Expressing disappointment over the ruling, Sharif said that no petitions filed by him were approved. Vowing to fight against 'injustice', Sharif stated, "I will continue my struggle till the people of Pakistan are not freed of the slavery imposed on them by some generals and judges."
He asserted that if the punishment for "demanding respect for the vote is jail, I am coming to face it", adding that he will "not be a slave to those who violate their oath and the Constitution of Pakistan", as per the report.
"The kind of struggle I started, these of types verdicts were expected," Sharif added. The three-time former prime minister did not give a specific date for returning to Pakistan. However, he said he would take a decision depending on his wife's health.
Sharif also expressed confidence that his party, the Pakistan Muslim League-Nawaz (PML-N) was way ahead in all opinion polls ahead of the general elections on July 25. He urged the citizens of the country to support the party in times of adversity.
Sharif's daughter Maryam Nawaz was also present in the press conference. Sharif and Maryam are currently in London since June 14 visiting Kulsoom, who is suffering from cancer and is undergoing treatment there.
Sharif was sentenced to 10 years of imprisonment and a fine of eight million pounds on Friday in the Avenfield, while Maryam was sentenced to 7 years of jail and fined two million pounds.

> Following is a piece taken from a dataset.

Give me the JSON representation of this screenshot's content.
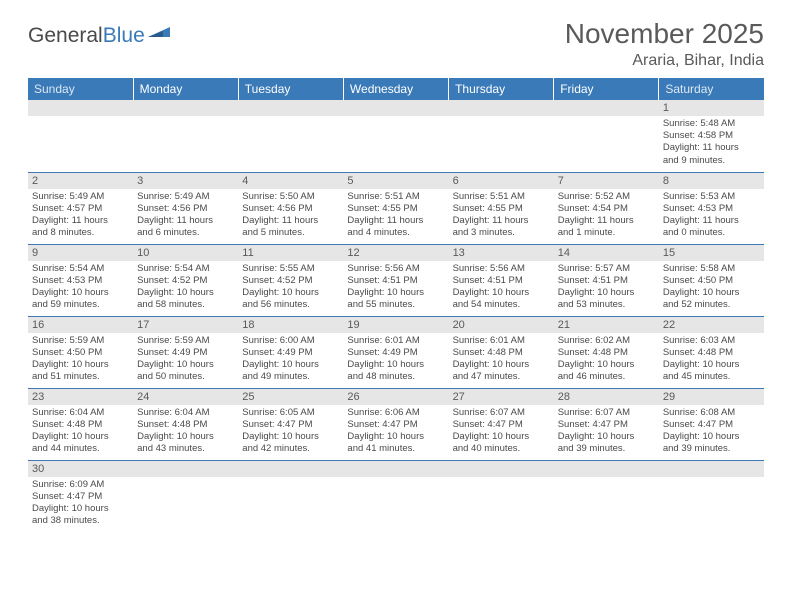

With this ruling, Maryam is barred from contesting the general elections. Her husband Captain (retd) Muhammad Safdar was also sentenced to one year of imprisonment.
The verdict in the Avenfield reference case was read out by accountability court Judge Mohammad Bashir after postponing the announcement four times in a day. The case pertains to the ownership of Avenfield properties in London by the Sharif family.